La sua lettura è fluida, particolarmente efficace nel ritmo e nella modulazione e riesce a rendere interessante questo tipo di libro anche a me, che notoriamente non amo le storie romantiche, specie fra teenager tormentati dagli occhi penetranti e i sorrisi sghembi.
Ne consiglio l’ascolto (anche se molto probabilmente non lo finirò nemmeno io perché Fede sei mitica ma 23 ore di ‘sta roba qui non le reggo) con l’obiettivo di sentire come il flusso narrativo porta e trasporta con facilità nelle immagini del racconto.
Posto che un libro scritto male non si legge bene, sicuramente la coloritura di questa voce regala sfumature preziose alla storia, rendendola una delizia per le persone particolarmente auditive come me.
Ascoltare per credere.
Se hai suggerimenti di ascolto da darmi, scrivimi pure perché li raccolgo volentieri!
Ci incontriamo?
Nei giorni del Pod a Milano, sarò in zona anche io, per i momenti di networking e di chiacchiera.
Se vieni, scrivimi su Instagram o su Telegram, così ci prendiamo un caffè insieme e ci conosciamo di persona :)
Circle Reading®
Il prossimo Circle Reading sarà il 23 giugno e le iscrizioni si sono aperte lunedì 5.

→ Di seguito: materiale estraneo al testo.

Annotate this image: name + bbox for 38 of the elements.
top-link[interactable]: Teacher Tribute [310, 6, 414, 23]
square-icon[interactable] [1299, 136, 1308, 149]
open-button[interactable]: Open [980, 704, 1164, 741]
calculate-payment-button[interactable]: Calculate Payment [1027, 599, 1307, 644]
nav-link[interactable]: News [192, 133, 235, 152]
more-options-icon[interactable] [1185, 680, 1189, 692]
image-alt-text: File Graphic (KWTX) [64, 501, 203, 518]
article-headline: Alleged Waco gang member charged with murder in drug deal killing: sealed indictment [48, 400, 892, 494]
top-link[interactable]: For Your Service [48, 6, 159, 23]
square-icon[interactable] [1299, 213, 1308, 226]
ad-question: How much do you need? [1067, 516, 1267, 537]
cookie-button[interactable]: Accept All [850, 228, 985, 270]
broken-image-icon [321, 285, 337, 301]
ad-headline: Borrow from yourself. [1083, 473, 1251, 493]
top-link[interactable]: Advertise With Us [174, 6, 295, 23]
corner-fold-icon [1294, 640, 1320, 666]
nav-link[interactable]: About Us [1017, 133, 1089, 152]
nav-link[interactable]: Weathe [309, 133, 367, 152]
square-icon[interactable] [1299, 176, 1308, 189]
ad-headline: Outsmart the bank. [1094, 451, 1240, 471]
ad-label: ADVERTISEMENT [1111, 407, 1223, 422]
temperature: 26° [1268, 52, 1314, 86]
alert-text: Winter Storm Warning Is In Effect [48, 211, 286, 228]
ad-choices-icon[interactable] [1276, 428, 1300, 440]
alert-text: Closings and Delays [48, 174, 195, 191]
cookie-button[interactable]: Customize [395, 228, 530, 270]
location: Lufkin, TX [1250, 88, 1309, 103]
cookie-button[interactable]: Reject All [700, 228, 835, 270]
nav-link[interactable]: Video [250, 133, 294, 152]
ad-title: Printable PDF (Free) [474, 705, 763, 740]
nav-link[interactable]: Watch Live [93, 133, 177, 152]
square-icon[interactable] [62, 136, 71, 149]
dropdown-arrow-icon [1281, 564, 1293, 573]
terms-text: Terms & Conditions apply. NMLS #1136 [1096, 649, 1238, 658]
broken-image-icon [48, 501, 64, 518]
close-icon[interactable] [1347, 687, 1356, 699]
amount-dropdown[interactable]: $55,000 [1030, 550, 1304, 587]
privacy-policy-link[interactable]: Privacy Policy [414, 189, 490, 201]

A breve arriverà una nuova serie di date e di eventi di Circle Reading, legate ad obiettivi didattici più specifici. Se vuoi rimanere aggiornata/o/ə puoi seguirmi sul profilo Instagram dedicato al CR oppure guardare il calendario sul sito ufficiale del progetto.
Baci & Abbracci
Al solito, se hai bisogno di me, ti serve la mia voce in prestito o vuoi lavorare con me sulla tua voce, mi trovi sul mio sito, su Instagram, su Telegram o su un treno tra Milano e Genova.
Cara Valentina,
appena letto la parte del Tuo messaggio dedicata al minimalismo, mi sono subito fiondato sui podcast di Alessandro Mazzù, che TI ringrazio di averci segnalato.
Dopo una ventina di brani, non posso che condividere appieno l'intero messaggio, in cui peraltro mi rispecchio da anni.
Tuttavia, il titolo "minimalismo esistenziale" mi sembra leggermente altisonante, in palese contraddizione col profilo minimalista illustrato. Ho infatti l'impressione che Alessandro si focalizzi quasi esclusivamente su un "minimalismo materiale". A parer mio, la dimensione esistenziale dovrebbe trascendere la sola materialità: pertanto, definirei "minimalismo esistenziale" un approccio che ci liberasse non solo dai beni materiali, ma anche e soprattutto dai supposti beni ultraterreni, da timori, angosce, speranze, certezze che ci vengono evocati dallo scorrere del tempo e dall'inevitabile, graduale avvicinamento dell'ultimo passo.
Ovviamente, può darsi che questa dimensione esistenziale emerga nell'ulteriore centinaio di podcast, ma un paio di incursioni che ho effettuato oltre il 120mo non hanno evidenziato tale "salto".